Regulators already have many weapons they could use to deal with problems, Daniel Durham and Thomas Wilder write for America’s Health Insurance Plans.

Sterling Boon, an Austin, Texas, benefits broker who has reference-pricing-based coverage himself, says use of reference pricing is the only way to end the “Robin Hood mentality” that leads hospitals to use high fees from well-insured patients to pay for care for the uninsured.

But representatives from the Consortium for Citizens with Disabilities say plans could use reference pricing to discriminate against people with disabilities, by, for example, shutting out doctors who charge more but provide the kinds of specialized services that people with disabilities may need.

In a comment from Consumers Union, DeAnn Friedholm says regulators should set detailed requirements for reference-pricing programs. An insurer should show that the network of providers who take the reference price is adequate, not just that the size of the entire provider network is adequate, Friedholm says. She says a plan that users reference pricing and saves money ought to pass some of the savings on to the enrollees.

Gregory Jacob writes for Castlight — a company that sells tools health plan enrollees can use to check provider prices — that regulators should encourage the use of reference pricing by, for example, keeping much of the excess cost involved with using high-cost providers out of a patient’s out-of-pocket cost total. Letting a patient who sees a high-cost doctor reach a plan’s Patient Protection and Affordable Care Act (PPACA) out-of-pocket cost maximum limit too early would weaken the ability of a reference-pricing program to squeeze out excess costs, he says.

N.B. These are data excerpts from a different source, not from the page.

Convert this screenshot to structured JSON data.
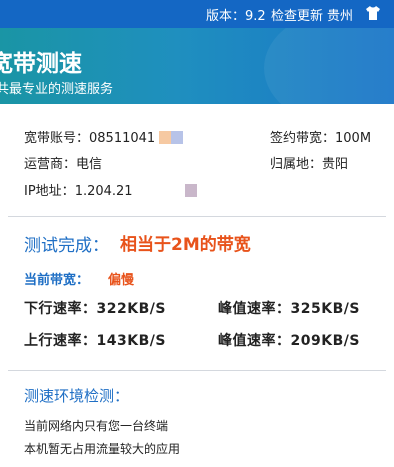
{
  "topbar": {
    "version": "版本：9.2",
    "check_update": "检查更新",
    "region": "贵州",
    "shirt_icon": "tshirt-icon",
    "bg_color": "#1467c4"
  },
  "banner": {
    "title": "宽带测速",
    "subtitle": "共最专业的测速服务"
  },
  "account": {
    "account_label": "宽带账号：",
    "account_value": "08511041",
    "plan_label": "签约带宽：",
    "plan_value": "100M",
    "isp_label": "运营商：",
    "isp_value": "电信",
    "location_label": "归属地：",
    "location_value": "贵阳",
    "ip_label": "IP地址：",
    "ip_value": "1.204.21"
  },
  "result": {
    "label": "测试完成：",
    "value": "相当于2M的带宽",
    "bandwidth_label": "当前带宽：",
    "bandwidth_value": "偏慢",
    "accent_color": "#e8531b"
  },
  "speeds": {
    "down_label": "下行速率：",
    "down_value": "322KB/S",
    "down_peak_label": "峰值速率：",
    "down_peak_value": "325KB/S",
    "up_label": "上行速率：",
    "up_value": "143KB/S",
    "up_peak_label": "峰值速率：",
    "up_peak_value": "209KB/S"
  },
  "environment": {
    "title": "测速环境检测：",
    "line1": "当前网络内只有您一台终端",
    "line2": "本机暂无占用流量较大的应用"
  }
}
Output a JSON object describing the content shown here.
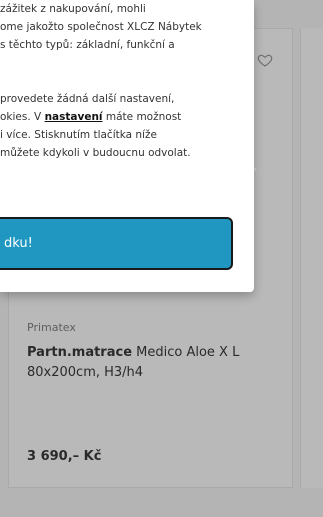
{
  "cookie_modal": {
    "paragraph1_lines": [
      " zážitek z nakupování, mohli",
      "ome jakožto společnost XLCZ Nábytek",
      "s těchto typů: základní, funkční a"
    ],
    "paragraph2": {
      "line1": "provedete žádná další nastavení,",
      "line2_before": "okies. V ",
      "line2_link": "nastavení",
      "line2_after": " máte možnost",
      "line3": "i více. Stisknutím tlačítka níže",
      "line4": " můžete kdykoli v budoucnu odvolat."
    },
    "accept_button_label": "dku!"
  },
  "product": {
    "brand": "Primatex",
    "title_bold": "Partn.matrace",
    "title_rest": " Medico Aloe X L 80x200cm, H3/h4",
    "price": "3 690,– Kč"
  },
  "icons": {
    "wishlist": "heart-icon"
  }
}
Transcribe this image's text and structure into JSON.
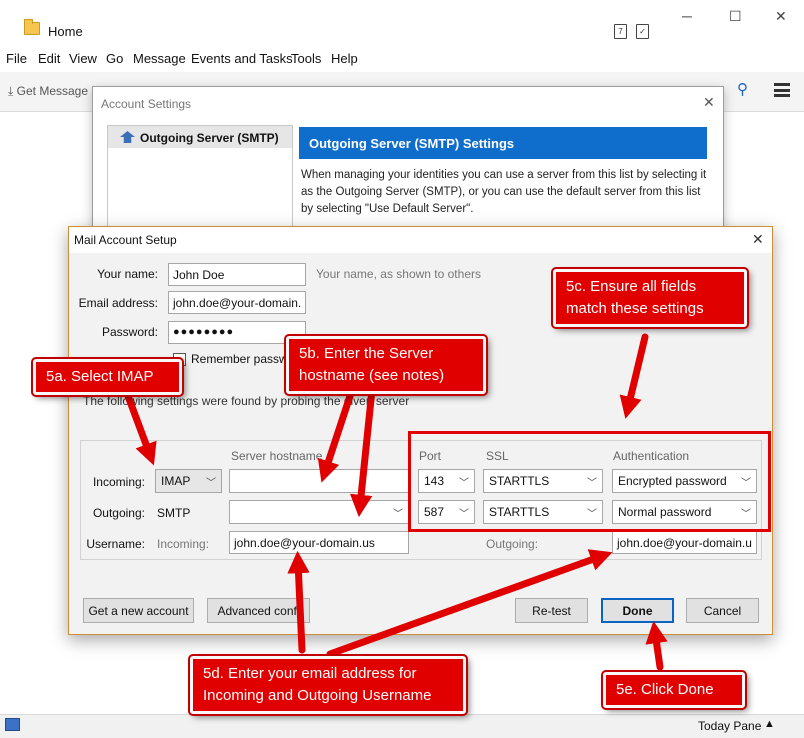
{
  "app": {
    "title": "Home",
    "menu": [
      "File",
      "Edit",
      "View",
      "Go",
      "Message",
      "Events and Tasks",
      "Tools",
      "Help"
    ],
    "toolbar_get_messages": "Get Message",
    "calendar_icon_text": "7",
    "today_pane": "Today Pane",
    "today_pane_arrow": "▲"
  },
  "window_controls": {
    "minimize": "─",
    "maximize": "☐",
    "close": "✕"
  },
  "account_settings": {
    "title": "Account Settings",
    "close": "✕",
    "list_item": "Outgoing Server (SMTP)",
    "header": "Outgoing Server (SMTP) Settings",
    "description": "When managing your identities you can use a server from this list by selecting it as the Outgoing Server (SMTP), or you can use the default server from this list by selecting \"Use Default Server\"."
  },
  "mail_setup": {
    "title": "Mail Account Setup",
    "close": "✕",
    "your_name_label": "Your name:",
    "your_name_value": "John Doe",
    "your_name_hint": "Your name, as shown to others",
    "email_label": "Email address:",
    "email_value": "john.doe@your-domain.",
    "password_label": "Password:",
    "password_value": "●●●●●●●●",
    "remember_label": "Remember passw",
    "found_text": "The following settings were found by probing the given server",
    "col_server": "Server hostname",
    "col_port": "Port",
    "col_ssl": "SSL",
    "col_auth": "Authentication",
    "incoming_label": "Incoming:",
    "incoming_protocol": "IMAP",
    "incoming_port": "143",
    "incoming_ssl": "STARTTLS",
    "incoming_auth": "Encrypted password",
    "outgoing_label": "Outgoing:",
    "outgoing_protocol": "SMTP",
    "outgoing_port": "587",
    "outgoing_ssl": "STARTTLS",
    "outgoing_auth": "Normal password",
    "username_label": "Username:",
    "username_incoming_label": "Incoming:",
    "username_incoming_value": "john.doe@your-domain.us",
    "username_outgoing_label": "Outgoing:",
    "username_outgoing_value": "john.doe@your-domain.u",
    "btn_get_account": "Get a new account",
    "btn_advanced": "Advanced confi",
    "btn_retest": "Re-test",
    "btn_done": "Done",
    "btn_cancel": "Cancel"
  },
  "callouts": {
    "c5a": "5a. Select IMAP",
    "c5b": "5b. Enter the Server hostname (see notes)",
    "c5c": "5c. Ensure all fields match these settings",
    "c5d": "5d. Enter your email address for Incoming and Outgoing Username",
    "c5e": "5e. Click Done"
  },
  "colors": {
    "callout_red": "#e00000",
    "accent_blue": "#0f6dcc",
    "dialog_border": "#cf8d36"
  }
}
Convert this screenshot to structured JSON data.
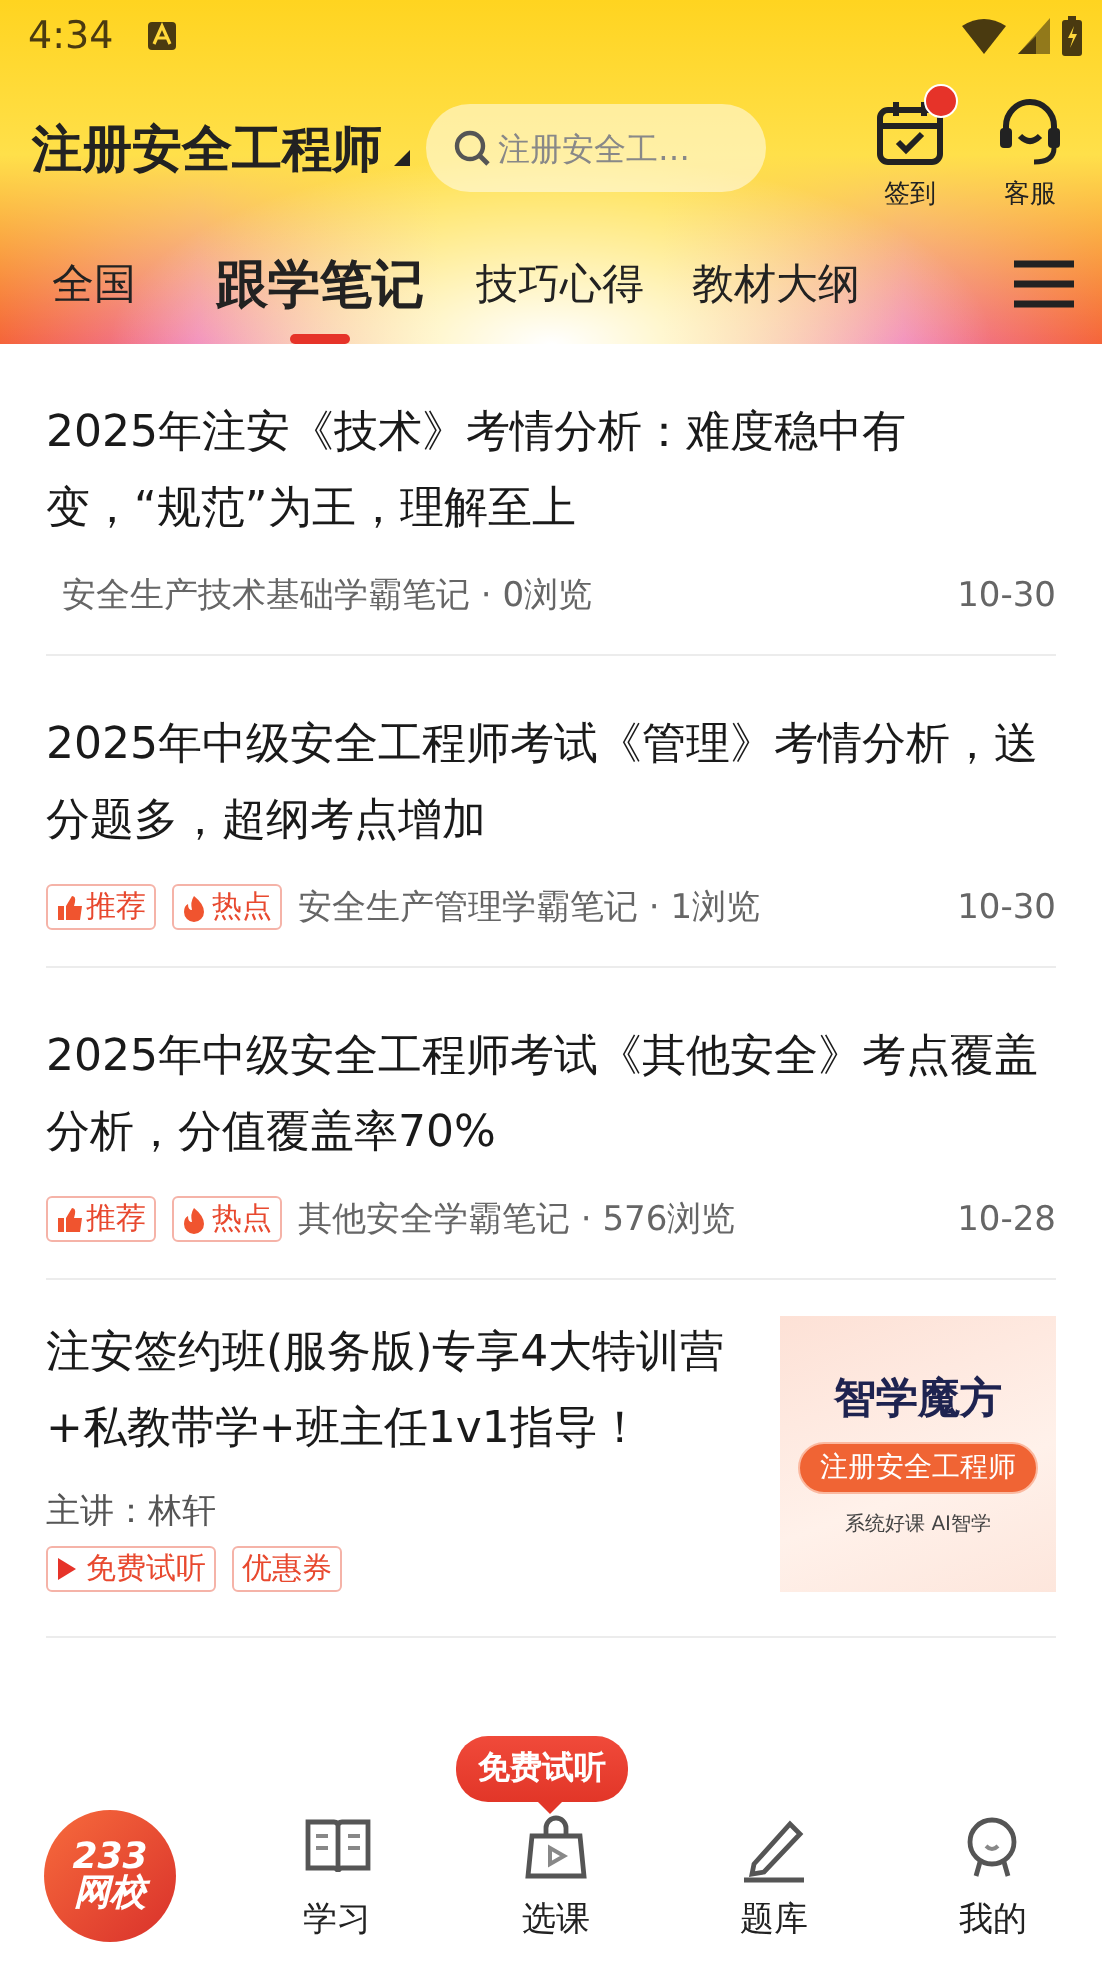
{
  "status_bar": {
    "time": "4:34"
  },
  "header": {
    "title": "注册安全工程师",
    "search": {
      "placeholder": "注册安全工…"
    },
    "actions": [
      {
        "kind": "checkin",
        "label": "签到",
        "notification": true
      },
      {
        "kind": "service",
        "label": "客服",
        "notification": false
      }
    ]
  },
  "tabs": [
    {
      "label": "全国",
      "selected": false
    },
    {
      "label": "跟学笔记",
      "selected": true
    },
    {
      "label": "技巧心得",
      "selected": false
    },
    {
      "label": "教材大纲",
      "selected": false
    }
  ],
  "feed": [
    {
      "kind": "article",
      "title": "2025年注安《技术》考情分析：难度稳中有变，“规范”为王，理解至上",
      "source": "安全生产技术基础学霸笔记 · 0浏览",
      "date": "10-30"
    },
    {
      "kind": "article",
      "title": "2025年中级安全工程师考试《管理》考情分析，送分题多，超纲考点增加",
      "tags": [
        {
          "kind": "recommend",
          "label": "推荐"
        },
        {
          "kind": "hot",
          "label": "热点"
        }
      ],
      "source": "安全生产管理学霸笔记 · 1浏览",
      "date": "10-30"
    },
    {
      "kind": "article",
      "title": "2025年中级安全工程师考试《其他安全》考点覆盖分析，分值覆盖率70%",
      "tags": [
        {
          "kind": "recommend",
          "label": "推荐"
        },
        {
          "kind": "hot",
          "label": "热点"
        }
      ],
      "source": "其他安全学霸笔记 · 576浏览",
      "date": "10-28"
    },
    {
      "kind": "course",
      "title": "注安签约班(服务版)专享4大特训营+私教带学+班主任1v1指导！",
      "teacher": "主讲：林轩",
      "tags": [
        {
          "kind": "trial",
          "label": "免费试听"
        },
        {
          "kind": "coupon",
          "label": "优惠券"
        }
      ],
      "cover": {
        "title": "智学魔方",
        "badge": "注册安全工程师",
        "subtitle": "系统好课 AI智学"
      }
    }
  ],
  "promo_bubble": "免费试听",
  "bottom_nav": {
    "logo": [
      "233",
      "网校"
    ],
    "items": [
      {
        "kind": "study",
        "label": "学习"
      },
      {
        "kind": "courses",
        "label": "选课"
      },
      {
        "kind": "questions",
        "label": "题库"
      },
      {
        "kind": "me",
        "label": "我的"
      }
    ]
  }
}
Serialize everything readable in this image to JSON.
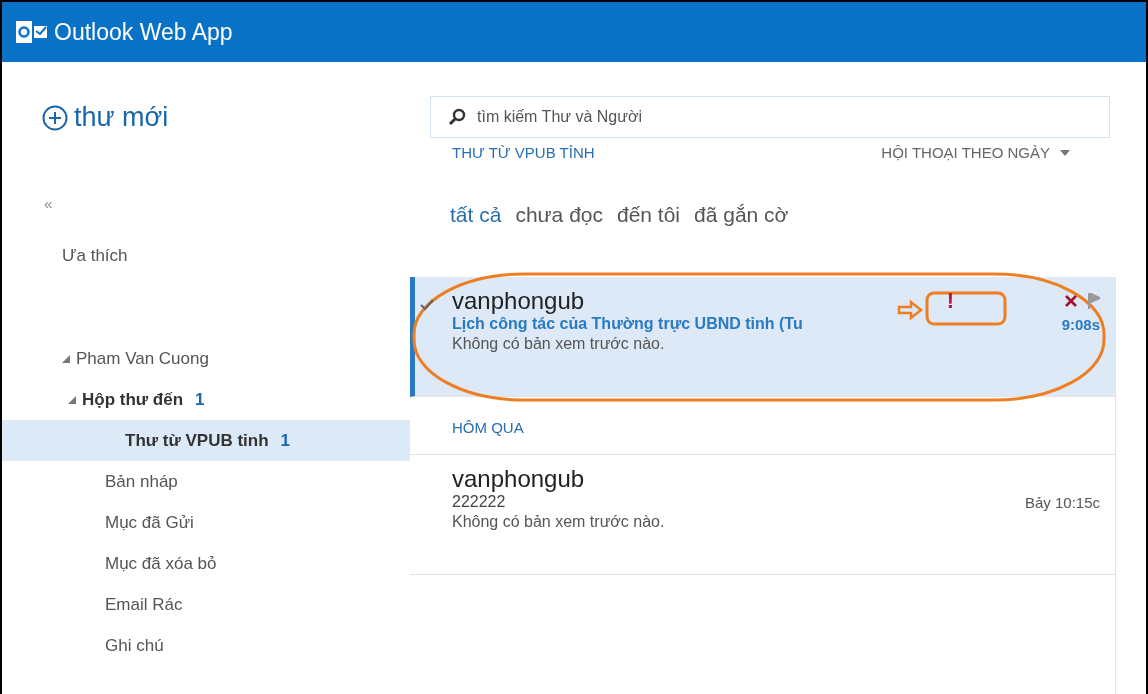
{
  "window": {
    "title": "Outlook Web App"
  },
  "new_mail": {
    "label": "thư mới"
  },
  "collapse": {
    "label": "«"
  },
  "favorites": {
    "label": "Ưa thích"
  },
  "folders": [
    {
      "label": "Pham Van Cuong",
      "expanded": true,
      "selected": false,
      "children": [
        {
          "label": "Hộp thư đến",
          "count": "1",
          "expanded": true,
          "selected": false,
          "children": [
            {
              "label": "Thư từ VPUB tỉnh",
              "count": "1",
              "selected": true
            }
          ]
        },
        {
          "label": "Bản nháp",
          "selected": false
        },
        {
          "label": "Mục đã Gửi",
          "selected": false
        },
        {
          "label": "Mục đã xóa bỏ",
          "selected": false
        },
        {
          "label": "Email Rác",
          "selected": false
        },
        {
          "label": "Ghi chú",
          "selected": false
        }
      ]
    }
  ],
  "search": {
    "placeholder": "tìm kiếm Thư và Người"
  },
  "list_title": "THƯ TỪ VPUB TỈNH",
  "sort": {
    "label": "HỘI THOẠI THEO NGÀY"
  },
  "filters": [
    {
      "label": "tất cả",
      "selected": true
    },
    {
      "label": "chưa đọc",
      "selected": false
    },
    {
      "label": "đến tôi",
      "selected": false
    },
    {
      "label": "đã gắn cờ",
      "selected": false
    }
  ],
  "messages": [
    {
      "kind": "message",
      "sender": "vanphongub",
      "subject": "Lịch công tác của Thường trực UBND tỉnh (Tu",
      "preview": "Không có bản xem trước nào.",
      "time": "9:08s",
      "selected": true,
      "unread": true,
      "checked": true,
      "importance": "!",
      "annotated": true
    },
    {
      "kind": "group",
      "label": "HÔM QUA"
    },
    {
      "kind": "message",
      "sender": "vanphongub",
      "subject": "222222",
      "preview": "Không có bản xem trước nào.",
      "time": "Bảy 10:15c",
      "selected": false,
      "unread": false
    }
  ]
}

But Jacob says Castlight agrees that regulators could set reasonable limits on when a plan can apply reference pricing. Reference pricing should not apply in medical emergencies, Jacob says.

Anthony Mader, a vice president at WellPoint, says a plan should use reference pricing for common procedures with great variability in price, not for emergency services or in areas with few providers.

A plan has to have a good process for making exceptions for patients who need exceptions, Mader adds.

Dennis Casey of ACS Benefit Services Inc., a third-party administrator (TPA) in North Carolina, says enrollees in a reference-pricing program should have access to a strong patient advocacy program that can handle price negotiations with providers. A plan may also need to have lawyers who can protect the patients from aggressive provider billing and collection practices, Casey says.